The memory model for RaftLib is quite simple, and can be summarized as FIFO with respect to ports and standard C/C++ within the compute kernel, for those that don't want to read further.

Terms

  • Enqueue - used in place of head or tail of a FIFO to avoid confusion. This term indicates that an item is inserted into a FIFO. In RaftLib's case, all ports are abstracted as FIFOs.
  • Dequeue - used in place of head or tail of a FIFO to avoid confusion. This term indicates that an item is popped (removed) from a FIFO. In RaftLib's case, all ports are abstracted as FIFOs.

Physical Memory Type No guarantees are made as to physical memory type, only that the underlying cost functions that govern the runtime will monitor and allocate/move memory to obtain the best balance given the current available cost functions.

Locality Locality is explicit for the FIFO access pattern to ports, therefore the runtime optimizes for this first and foremost.

The Ordering Model RaftLib views ports as the primary abstraction for communicating between compute kernels, in fact it is the only way two kernels should be communicating in RaftLib. There are varying levels of ordering implied by each port, however there are several guarantees that are given.

  • single port ordering - given message i inserted into a port at time t and message i+1 inserted at time t+1, i will always be received at the
  • multi path routing - given the example image:
    memOrderingExample,
    data set on the path from kernel a to kernel b and from kernel a to kernel c is not guaranteed to arrive at the same time. Nor is data sent from b to d or from c to d guaranteed in any order. If the programmer wishes to provide synchronization, in-line signaling is provided to add meta-data that can be used to add time stamps to implement synchronized data movement, RaftLib however does not natively provide that guarantee as it hurts performance for the general case (most applications do not need this type of behavior.
  • multiple port ordering - given a compute kernel a with N output ports, the only guarantee of ordering is with respect to single port ordering.
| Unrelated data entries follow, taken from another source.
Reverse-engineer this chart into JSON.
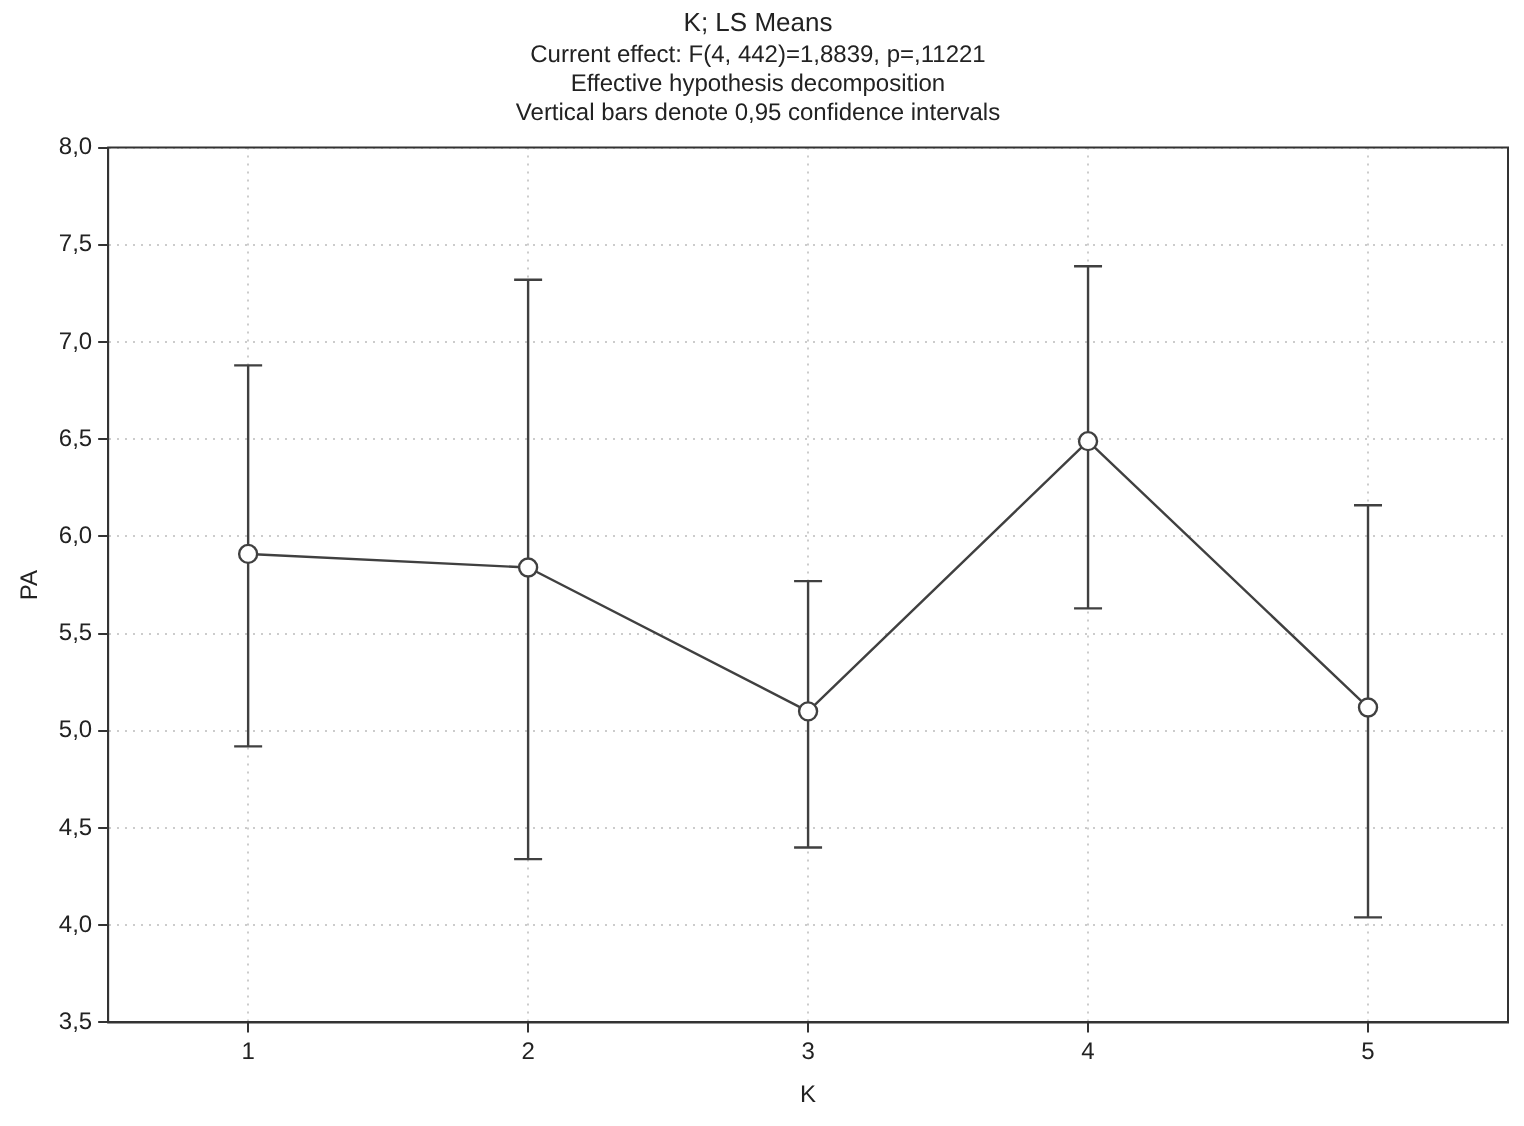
{
  "chart_data": {
    "type": "line",
    "title": "K; LS Means",
    "subtitle": "Current effect: F(4, 442)=1,8839, p=,11221",
    "annotations": [
      "Effective hypothesis decomposition",
      "Vertical bars denote 0,95 confidence intervals"
    ],
    "xlabel": "K",
    "ylabel": "PA",
    "categories": [
      "1",
      "2",
      "3",
      "4",
      "5"
    ],
    "series": [
      {
        "color": "#404040",
        "values": [
          5.91,
          5.84,
          5.1,
          6.49,
          5.12
        ],
        "errors": [
          [
            4.92,
            6.88
          ],
          [
            4.34,
            7.32
          ],
          [
            4.4,
            5.77
          ],
          [
            5.63,
            7.39
          ],
          [
            4.04,
            6.16
          ]
        ]
      }
    ],
    "ylim": [
      3.5,
      8
    ],
    "yticks": [
      {
        "value": 3.5,
        "label": "3,5"
      },
      {
        "value": 4,
        "label": "4,0"
      },
      {
        "value": 4.5,
        "label": "4,5"
      },
      {
        "value": 5,
        "label": "5,0"
      },
      {
        "value": 5.5,
        "label": "5,5"
      },
      {
        "value": 6,
        "label": "6,0"
      },
      {
        "value": 6.5,
        "label": "6,5"
      },
      {
        "value": 7,
        "label": "7,0"
      },
      {
        "value": 7.5,
        "label": "7,5"
      },
      {
        "value": 8,
        "label": "8,0"
      }
    ],
    "grid": true,
    "marker": "circle",
    "line_style": "solid",
    "legend": false
  }
}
Consistency Memory, and the data residing in it, are governed primarily by the simple concept of ownership. To own memory or data is to take control from the runtime and pass it to the programmer inside a kernel. RaftLib provides several methods to own and release data via FIFO interfaces.

Memory can be claimed from an output port using the allocate() function call. It is owned by the caller of allocate() until it is written to the output port via send() or push(). Allocated memory, if allocated by mistake, must be returned to the port via a call to deallocate() so that the runtime may be free to manage the port.

Data written to an output FIFO using the send() or push() functions of the FIFO interface found in fifo.hpp is considered to be owned by the downstream kernel object. Prior to executing these functions, that data is owned by the calling compute kernel.

Data read from the input FIFO is considered to be owned by the compute kernel after executing a pop() or the range equivalent. There is a concept of leasing data for a fixed amount of time using the peek() functionality. When a compute kernel calls peek() the calling compute kernel takes temporary ownership of the data from that port. It is owned by the kernel until the unpeek() function is called to release it (this is critical as the runtime must be conservative and honor ownership). If the data is not needed, a recycle() function can be called to invalidate (and destroy if a C++ object). The destruction of these objects is not guaranteed by the run-time to be immediate (most often it is more efficient to trap the destruction into a bulk operation at a later time).